After lunch the afternoon game drive headed out. A few early spottings of rhino and zebra got us warmed up. We then spotted a huge herd of buffalo, another of the big 5. They certainly aren’t the prettiest of the game, but were interesting to watch as they were such a large community of different ages. We were down in the south corner of the park and we came across three lions sheltering under a tree. Late afternoon a cheetah spotting was reported and we drove over thorns and scrub to find 4 male cheetah under a tree. Our pulling up disturbed them and they began walking. We followed only metres behind. The impala grazing nearby startled and ran. At one point three of the cheetah spotted impala further off and it looked like they might hunt. The other cheetah didn’t get the memo and walked straight into the middle, ruining any chances of catching anything. The cheetah retired under the tree and all four began cleaning each other, more like kittens than cats, a privaledge to see.
After the sundowner we began patrolling using the light and were blessed with a family of 6 rhino, 2 young, drinking and slurping at the waterhole. The drive back to the camp was chilly and we huddled under the blankets as hares darted across the road.

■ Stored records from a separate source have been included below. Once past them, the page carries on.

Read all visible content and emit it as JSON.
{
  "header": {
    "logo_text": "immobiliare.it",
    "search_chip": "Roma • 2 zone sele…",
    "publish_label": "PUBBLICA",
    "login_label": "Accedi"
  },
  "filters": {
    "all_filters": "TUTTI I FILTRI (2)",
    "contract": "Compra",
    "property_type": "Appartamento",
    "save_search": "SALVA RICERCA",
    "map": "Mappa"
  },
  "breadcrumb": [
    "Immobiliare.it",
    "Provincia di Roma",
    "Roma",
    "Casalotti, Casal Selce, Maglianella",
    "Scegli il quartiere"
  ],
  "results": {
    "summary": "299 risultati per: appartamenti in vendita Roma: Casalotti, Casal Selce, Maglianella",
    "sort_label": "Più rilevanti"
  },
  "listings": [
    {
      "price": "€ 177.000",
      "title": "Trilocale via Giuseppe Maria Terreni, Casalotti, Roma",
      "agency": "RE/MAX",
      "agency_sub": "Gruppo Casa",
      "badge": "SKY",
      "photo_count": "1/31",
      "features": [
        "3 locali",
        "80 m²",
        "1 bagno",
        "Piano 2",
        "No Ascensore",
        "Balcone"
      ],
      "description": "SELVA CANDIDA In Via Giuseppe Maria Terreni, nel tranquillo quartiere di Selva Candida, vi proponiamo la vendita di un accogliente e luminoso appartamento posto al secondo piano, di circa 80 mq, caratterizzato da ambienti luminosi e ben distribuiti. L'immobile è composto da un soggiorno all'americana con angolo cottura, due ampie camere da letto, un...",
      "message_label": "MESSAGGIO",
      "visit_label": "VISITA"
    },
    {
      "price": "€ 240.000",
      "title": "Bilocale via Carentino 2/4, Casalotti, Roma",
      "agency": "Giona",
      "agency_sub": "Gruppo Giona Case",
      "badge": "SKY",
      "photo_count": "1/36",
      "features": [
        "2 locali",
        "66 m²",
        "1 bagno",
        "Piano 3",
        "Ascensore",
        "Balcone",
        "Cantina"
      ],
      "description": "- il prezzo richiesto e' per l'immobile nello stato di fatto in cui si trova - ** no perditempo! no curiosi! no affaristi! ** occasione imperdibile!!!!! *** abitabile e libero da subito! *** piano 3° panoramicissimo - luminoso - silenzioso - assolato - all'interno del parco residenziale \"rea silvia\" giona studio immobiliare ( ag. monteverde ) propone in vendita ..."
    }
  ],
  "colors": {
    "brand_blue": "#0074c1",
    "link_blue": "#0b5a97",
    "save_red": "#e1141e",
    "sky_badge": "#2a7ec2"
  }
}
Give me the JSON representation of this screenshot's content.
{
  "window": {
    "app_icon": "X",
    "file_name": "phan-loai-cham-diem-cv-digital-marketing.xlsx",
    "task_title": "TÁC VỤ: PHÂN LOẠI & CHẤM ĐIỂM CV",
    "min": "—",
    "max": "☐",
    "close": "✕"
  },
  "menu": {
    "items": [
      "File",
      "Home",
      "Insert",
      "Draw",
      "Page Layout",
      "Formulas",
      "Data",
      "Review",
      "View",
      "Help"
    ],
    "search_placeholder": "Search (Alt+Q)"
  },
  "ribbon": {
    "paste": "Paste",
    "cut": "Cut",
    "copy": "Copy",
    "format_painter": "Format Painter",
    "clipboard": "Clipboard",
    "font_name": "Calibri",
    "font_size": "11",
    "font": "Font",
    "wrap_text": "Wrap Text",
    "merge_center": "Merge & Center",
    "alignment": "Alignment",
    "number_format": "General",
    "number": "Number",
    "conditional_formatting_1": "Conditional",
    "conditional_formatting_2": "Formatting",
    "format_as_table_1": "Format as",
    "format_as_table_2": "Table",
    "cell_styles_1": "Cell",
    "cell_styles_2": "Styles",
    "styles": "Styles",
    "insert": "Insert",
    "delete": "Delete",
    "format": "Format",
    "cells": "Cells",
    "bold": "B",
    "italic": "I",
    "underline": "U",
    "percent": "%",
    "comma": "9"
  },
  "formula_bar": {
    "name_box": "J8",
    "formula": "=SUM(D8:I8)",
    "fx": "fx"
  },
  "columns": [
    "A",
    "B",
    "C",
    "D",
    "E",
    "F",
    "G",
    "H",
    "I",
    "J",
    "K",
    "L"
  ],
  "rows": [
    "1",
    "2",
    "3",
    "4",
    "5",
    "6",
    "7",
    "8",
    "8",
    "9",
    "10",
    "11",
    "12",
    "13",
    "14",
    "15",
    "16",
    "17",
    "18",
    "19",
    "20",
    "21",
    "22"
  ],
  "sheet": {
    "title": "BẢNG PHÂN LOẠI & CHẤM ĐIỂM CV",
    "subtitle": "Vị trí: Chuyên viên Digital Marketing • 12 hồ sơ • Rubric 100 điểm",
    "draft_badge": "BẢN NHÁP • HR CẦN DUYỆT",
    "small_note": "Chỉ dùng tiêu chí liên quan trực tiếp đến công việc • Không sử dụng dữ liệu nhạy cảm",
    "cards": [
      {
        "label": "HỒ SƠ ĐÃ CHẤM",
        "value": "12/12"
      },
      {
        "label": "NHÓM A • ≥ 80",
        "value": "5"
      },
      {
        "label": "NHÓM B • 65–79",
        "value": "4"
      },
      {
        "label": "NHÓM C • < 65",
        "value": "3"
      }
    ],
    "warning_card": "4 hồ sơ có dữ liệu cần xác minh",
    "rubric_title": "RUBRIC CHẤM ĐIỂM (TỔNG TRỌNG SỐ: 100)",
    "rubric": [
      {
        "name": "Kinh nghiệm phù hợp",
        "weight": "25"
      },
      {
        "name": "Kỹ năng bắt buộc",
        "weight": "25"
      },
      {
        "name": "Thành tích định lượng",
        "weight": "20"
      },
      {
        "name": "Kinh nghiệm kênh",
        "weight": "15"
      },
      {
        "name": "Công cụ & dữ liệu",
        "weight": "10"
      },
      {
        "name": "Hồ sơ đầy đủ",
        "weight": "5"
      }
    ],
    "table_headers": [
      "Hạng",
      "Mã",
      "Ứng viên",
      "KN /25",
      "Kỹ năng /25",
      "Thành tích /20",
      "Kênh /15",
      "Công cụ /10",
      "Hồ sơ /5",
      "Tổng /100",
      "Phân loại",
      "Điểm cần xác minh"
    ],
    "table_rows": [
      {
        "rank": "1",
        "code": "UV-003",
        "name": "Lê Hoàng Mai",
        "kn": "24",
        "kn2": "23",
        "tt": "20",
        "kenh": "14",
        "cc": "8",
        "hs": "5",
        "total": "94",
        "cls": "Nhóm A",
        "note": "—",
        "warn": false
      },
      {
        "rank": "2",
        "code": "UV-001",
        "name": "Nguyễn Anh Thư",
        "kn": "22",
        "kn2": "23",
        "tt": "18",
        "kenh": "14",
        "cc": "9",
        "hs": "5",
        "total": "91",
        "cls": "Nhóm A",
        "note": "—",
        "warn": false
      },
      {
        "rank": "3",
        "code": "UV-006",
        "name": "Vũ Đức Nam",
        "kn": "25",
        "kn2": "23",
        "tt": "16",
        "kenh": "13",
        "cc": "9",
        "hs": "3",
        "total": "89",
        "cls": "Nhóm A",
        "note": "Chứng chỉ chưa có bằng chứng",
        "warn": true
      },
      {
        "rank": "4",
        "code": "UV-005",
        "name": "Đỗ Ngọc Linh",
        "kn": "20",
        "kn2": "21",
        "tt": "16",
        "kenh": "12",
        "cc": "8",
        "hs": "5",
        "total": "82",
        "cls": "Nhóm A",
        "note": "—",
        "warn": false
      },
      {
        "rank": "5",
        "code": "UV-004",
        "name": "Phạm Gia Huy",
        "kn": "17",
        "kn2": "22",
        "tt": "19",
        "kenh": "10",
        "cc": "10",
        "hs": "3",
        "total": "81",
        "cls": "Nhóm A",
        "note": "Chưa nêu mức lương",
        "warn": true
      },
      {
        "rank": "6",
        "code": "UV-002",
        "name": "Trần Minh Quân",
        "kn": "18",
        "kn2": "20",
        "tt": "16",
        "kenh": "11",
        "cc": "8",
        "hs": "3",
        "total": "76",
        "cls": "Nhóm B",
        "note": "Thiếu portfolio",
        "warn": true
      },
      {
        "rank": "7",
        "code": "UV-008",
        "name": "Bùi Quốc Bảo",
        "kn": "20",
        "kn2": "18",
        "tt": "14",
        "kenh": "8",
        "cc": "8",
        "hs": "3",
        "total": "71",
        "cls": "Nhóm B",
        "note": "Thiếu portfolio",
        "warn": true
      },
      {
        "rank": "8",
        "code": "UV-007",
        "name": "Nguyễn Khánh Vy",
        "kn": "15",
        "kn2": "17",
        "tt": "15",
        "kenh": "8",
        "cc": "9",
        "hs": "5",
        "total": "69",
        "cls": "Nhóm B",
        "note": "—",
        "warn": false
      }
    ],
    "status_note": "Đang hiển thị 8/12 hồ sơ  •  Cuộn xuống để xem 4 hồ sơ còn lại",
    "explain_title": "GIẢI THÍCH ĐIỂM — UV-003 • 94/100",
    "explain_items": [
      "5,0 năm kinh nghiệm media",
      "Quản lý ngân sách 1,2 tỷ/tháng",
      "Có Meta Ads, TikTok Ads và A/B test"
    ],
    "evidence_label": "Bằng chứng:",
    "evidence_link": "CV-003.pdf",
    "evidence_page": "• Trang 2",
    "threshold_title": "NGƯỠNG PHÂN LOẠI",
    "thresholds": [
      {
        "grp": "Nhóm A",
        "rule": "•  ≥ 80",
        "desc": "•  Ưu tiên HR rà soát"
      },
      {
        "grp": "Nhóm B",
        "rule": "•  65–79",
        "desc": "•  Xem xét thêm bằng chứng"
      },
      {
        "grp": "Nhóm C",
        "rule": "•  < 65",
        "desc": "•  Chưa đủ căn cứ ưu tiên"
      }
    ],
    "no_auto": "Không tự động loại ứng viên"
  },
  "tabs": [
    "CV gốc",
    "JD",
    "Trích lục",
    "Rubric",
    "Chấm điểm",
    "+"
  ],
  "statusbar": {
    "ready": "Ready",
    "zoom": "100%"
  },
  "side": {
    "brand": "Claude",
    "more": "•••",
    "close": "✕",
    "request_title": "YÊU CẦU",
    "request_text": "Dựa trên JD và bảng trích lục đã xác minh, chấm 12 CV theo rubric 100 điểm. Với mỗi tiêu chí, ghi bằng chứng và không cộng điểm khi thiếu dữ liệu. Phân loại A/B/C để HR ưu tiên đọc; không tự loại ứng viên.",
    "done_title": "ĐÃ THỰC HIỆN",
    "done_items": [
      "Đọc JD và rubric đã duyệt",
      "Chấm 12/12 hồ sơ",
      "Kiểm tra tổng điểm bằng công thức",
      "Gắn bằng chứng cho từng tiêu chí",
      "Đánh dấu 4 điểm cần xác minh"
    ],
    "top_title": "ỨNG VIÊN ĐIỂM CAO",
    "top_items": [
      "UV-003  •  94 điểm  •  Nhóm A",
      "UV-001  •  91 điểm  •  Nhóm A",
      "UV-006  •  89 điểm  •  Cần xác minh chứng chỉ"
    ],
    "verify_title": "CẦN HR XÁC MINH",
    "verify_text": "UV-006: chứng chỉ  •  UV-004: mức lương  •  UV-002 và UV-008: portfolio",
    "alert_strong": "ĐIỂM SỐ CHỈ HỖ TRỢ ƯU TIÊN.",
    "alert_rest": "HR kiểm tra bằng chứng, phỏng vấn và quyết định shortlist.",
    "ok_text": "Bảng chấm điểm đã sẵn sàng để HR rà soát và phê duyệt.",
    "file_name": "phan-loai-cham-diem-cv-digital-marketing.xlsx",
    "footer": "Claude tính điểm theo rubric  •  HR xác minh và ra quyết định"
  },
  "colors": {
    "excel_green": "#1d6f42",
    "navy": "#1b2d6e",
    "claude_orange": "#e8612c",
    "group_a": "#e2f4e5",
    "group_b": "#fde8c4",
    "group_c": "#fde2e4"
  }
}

On our final game drive we had tasked the driver with leopard spotting, notoriously the hardest of the big 5. We drove past the waterhole of the night before, a beautiful setting but with only bird life. The call came over the radio of a wild dog sighting, the pack had caught a hyena but had split and two were left. We went to the site, the two beautiful wild dogs, one who had clearly immersed himself in the kill as his face was blood red. Again the kill site was fascinating as a hyena was on the scene, sneaking a body part off into the scrub. The hyena was on full alert with his fur on edge. The dogs weren’t as elegant as the cats but beautifully coloured and great to watch.
As we left the dogs we encountered a large group of baboons crossing the road, some carrying young. We also spotted the same family of rhino feeding again and were able to get scarily intimate with them. Other sightings included the red heartbeast and the beautiful Kudu, a successful drive.
A fascinating four drives and we were sad to leave, but the game was out in full force as we left the park as we spotted kudu, giraffe and zebra. We crossed back through the border to Botswana.